Types of Aortic Valve Replacements
There are two types of aortic valve replacements: a man-made mechanical valve and a tissue valve taken from an animal heart. Both types offer specific advantages and disadvantages. Mechanical valves are made from metal and plastic and may last the rest of the recipient's life. The disadvantage to these types of aortic valve replacements is that the recipient will have to take Coumadin the rest of his or her life to prevent blood clots. Replacement valves that are taken from infection-free animal hearts may not require the recipient to take medication, but they may only last 10 to 15 years.
Types of Aortic Valve Replacements: An Overview
For someone having an aortic valve replacement, the new aortic valve will be one of two types. These two types of aortic valve replacements are:
- Man-made mechanical valves, made of metal and plastic
- Tissue valves, which are aortic valves that are taken from infection-free animal hearts.
Each type of aortic valve has specific advantages and disadvantages.
Types of Aortic Valve Replacements: Mechanical Valve
If a mechanical aortic valve is chosen to replace your original valve, you will need to take Coumadin® after the aortic valve replacement for the rest of your life. Coumadin helps prevent blood clots from forming on the new aortic valve. With Coumadin, you will also need to have blood tests on a regular basis. This will help your doctor adjust your dose of the Coumadin so that it is appropriate for you.

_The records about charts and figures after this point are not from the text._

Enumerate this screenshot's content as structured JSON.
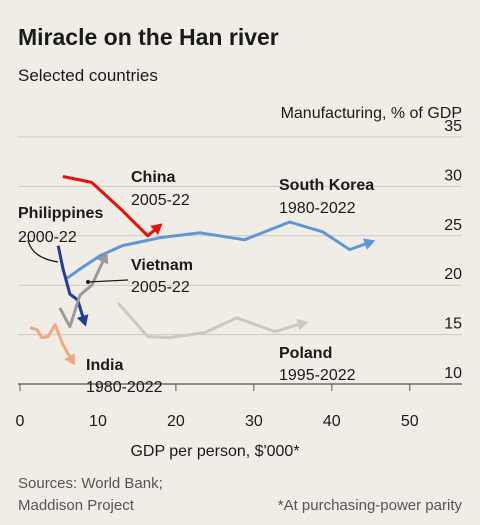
{
  "chart_data": {
    "type": "line",
    "title": "Miracle on the Han river",
    "subtitle": "Selected countries",
    "ylabel": "Manufacturing, % of GDP",
    "xlabel": "GDP per person, $'000*",
    "sources": [
      "Sources: World Bank;",
      "Maddison Project"
    ],
    "footnote": "*At purchasing-power parity",
    "xlim": [
      0,
      56.7
    ],
    "ylim": [
      10,
      35
    ],
    "xticks": [
      0,
      10,
      20,
      30,
      40,
      50
    ],
    "yticks": [
      10,
      15,
      20,
      25,
      30,
      35
    ],
    "grid": true,
    "series": [
      {
        "name": "China",
        "period": "2005-22",
        "color": "#e3120b",
        "x": [
          5.5,
          9.2,
          12.8,
          16.4,
          17.9
        ],
        "values": [
          31,
          30.4,
          27.8,
          25,
          26
        ]
      },
      {
        "name": "South Korea",
        "period": "1980-2022",
        "color": "#5e97d6",
        "x": [
          6.0,
          8.2,
          10.3,
          13.1,
          17.9,
          23.1,
          28.8,
          34.6,
          38.8,
          42.3,
          45.1
        ],
        "values": [
          20.7,
          21.9,
          23.0,
          24.0,
          24.8,
          25.3,
          24.6,
          26.4,
          25.4,
          23.6,
          24.4
        ]
      },
      {
        "name": "Philippines",
        "period": "2000-22",
        "color": "#1f3b9c",
        "x": [
          4.9,
          5.5,
          6.4,
          7.4,
          8.3
        ],
        "values": [
          24.0,
          21.7,
          19.1,
          18.5,
          16.2
        ]
      },
      {
        "name": "Vietnam",
        "period": "2005-22",
        "color": "#9a9a9a",
        "x": [
          5.1,
          6.4,
          7.7,
          9.2,
          11.0
        ],
        "values": [
          17.7,
          15.8,
          19.0,
          20.0,
          23.0
        ]
      },
      {
        "name": "India",
        "period": "1980-2022",
        "color": "#f4a582",
        "x": [
          1.3,
          2.2,
          2.8,
          3.6,
          4.5,
          5.5,
          6.8
        ],
        "values": [
          15.7,
          15.5,
          14.7,
          14.8,
          16.0,
          14.0,
          12.2
        ]
      },
      {
        "name": "Poland",
        "period": "1995-2022",
        "color": "#c8c8c4",
        "x": [
          12.6,
          16.4,
          19.2,
          23.7,
          27.8,
          32.7,
          36.5
        ],
        "values": [
          18.2,
          14.8,
          14.7,
          15.2,
          16.7,
          15.3,
          16.2
        ]
      }
    ]
  }
}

Taking Coumadin can require lifestyle adjustments such as giving up contact sports, skiing, or even an occupation that requires physical activity. Because Coumadin decreases the ability of the body to clot its blood, it has a risk of causing bleeding in other parts of the body. This usually is related to some trauma such as a fall or accident; however, patients on Coumadin can also bleed without trauma. This bleeding may take the form of a nose bleed, or it may appear in one's stool or urine. This can also be as minimal as easy bruising, but it can be as serious as a stroke. While taking Coumadin approximately 1 patient out of 100 each year may have a stroke or a bleeding complication.
The advantage of a mechanical valve is that it will last on average 20 to 30 years.